Selain dikonsumsi langsung, ubi jalar juga bisa diolah menjadi tepung sebagai alternatif tepung terigu. “Tepung ubi jalar memiliki indeks glikemik lebih rendah dibanding tepung terigu, sehingga lebih aman bagi penderita diabetes,” tambah Dr. Anita.
Dr. Surya Dharma, endokrinolog dari RS Premier Jakarta, menekankan pentingnya variasi menu dalam diet diabetes. “Ubi jalar bisa menjadi alternatif karbohidrat yang baik, tetapi tetap harus dikombinasikan dengan protein dan sayuran untuk diet yang seimbang,” sarannya.
Para ahli juga mengingatkan bahwa meski ubi jalar baik untuk gula darah, tidak berarti bisa dikonsumsi tanpa batas. “Semua makanan, termasuk yang sehat sekalipun, harus dikonsumsi dengan bijak dan sesuai kebutuhan tubuh,” tutup Dr. Anita.
Lebih jauh, penelitian terbaru dari American Diabetes Association mengungkapkan bahwa ubi jalar memiliki komponen bioaktif yang disebut caiapo. “Caiapo telah terbukti membantu menurunkan kadar gula darah puasa dan meningkatkan kontrol glikemik pada penderita diabetes tipe 2,” jelas Dr. Ratna Megawati, peneliti diabetes dari Universitas Airlangga.
Bagi yang ingin mengoptimalkan manfaat ubi jalar, waktu konsumsi juga perlu diperhatikan. “Mengonsumsi ubi jalar sebagai bagian dari sarapan atau makan siang lebih dianjurkan dibanding makan malam. Hal ini terkait dengan aktivitas metabolisme tubuh yang lebih tinggi di pagi dan siang hari,” tambah Dr. Surya. Ia juga menyarankan untuk mengkombinasikan ubi jalar dengan protein lean seperti ikan atau ayam tanpa kulit untuk memperlambat penyerapan gula.

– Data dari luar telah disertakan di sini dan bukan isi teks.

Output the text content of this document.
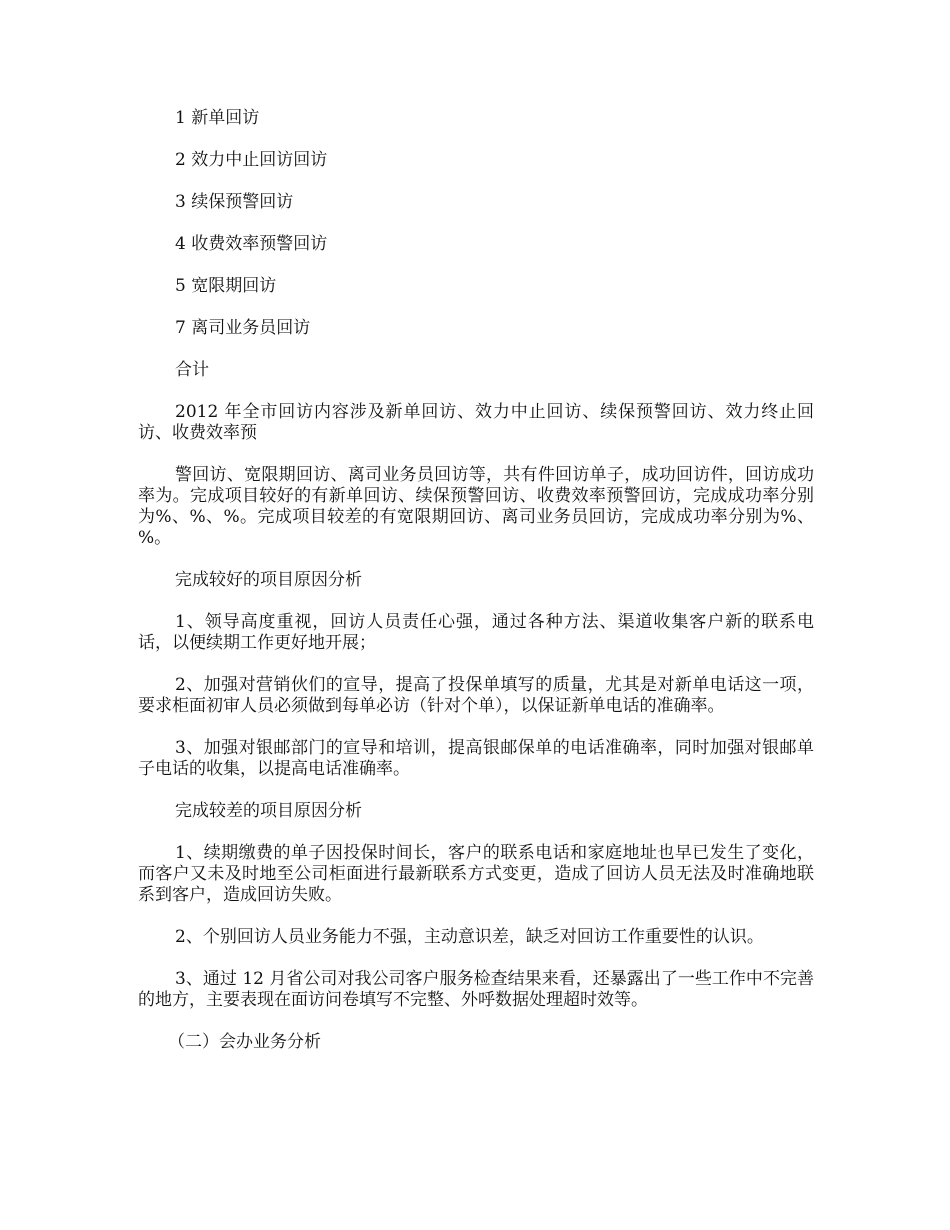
1 新单回访

2 效力中止回访回访

3 续保预警回访

4 收费效率预警回访

5 宽限期回访

7 离司业务员回访

合计

2012 年全市回访内容涉及新单回访、效力中止回访、续保预警回访、效力终止回访、收费效率预

警回访、宽限期回访、离司业务员回访等，共有件回访单子，成功回访件，回访成功率为。完成项目较好的有新单回访、续保预警回访、收费效率预警回访，完成成功率分别为%、%、%。完成项目较差的有宽限期回访、离司业务员回访，完成成功率分别为%、%。

完成较好的项目原因分析

1、领导高度重视，回访人员责任心强，通过各种方法、渠道收集客户新的联系电话，以便续期工作更好地开展；

2、加强对营销伙们的宣导，提高了投保单填写的质量，尤其是对新单电话这一项，要求柜面初审人员必须做到每单必访（针对个单），以保证新单电话的准确率。

3、加强对银邮部门的宣导和培训，提高银邮保单的电话准确率，同时加强对银邮单子电话的收集，以提高电话准确率。

完成较差的项目原因分析

1、续期缴费的单子因投保时间长，客户的联系电话和家庭地址也早已发生了变化，而客户又未及时地至公司柜面进行最新联系方式变更，造成了回访人员无法及时准确地联系到客户，造成回访失败。

2、个别回访人员业务能力不强，主动意识差，缺乏对回访工作重要性的认识。

3、通过 12 月省公司对我公司客户服务检查结果来看，还暴露出了一些工作中不完善的地方，主要表现在面访问卷填写不完整、外呼数据处理超时效等。

（二）会办业务分析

Untuk masyarakat yang belum terdiagnosis diabetes namun memiliki riwayat keluarga, konsumsi rutin ubi jalar bisa menjadi langkah preventif. “Kandungan antioksidan dan serat dalam ubi jalar berperan penting dalam mencegah resistensi insulin, yang merupakan awal mula terjadinya diabetes tipe 2,” pungkas Prof. Sutrisno seraya menambahkan bahwa pencegahan selalu lebih baik daripada pengobatan.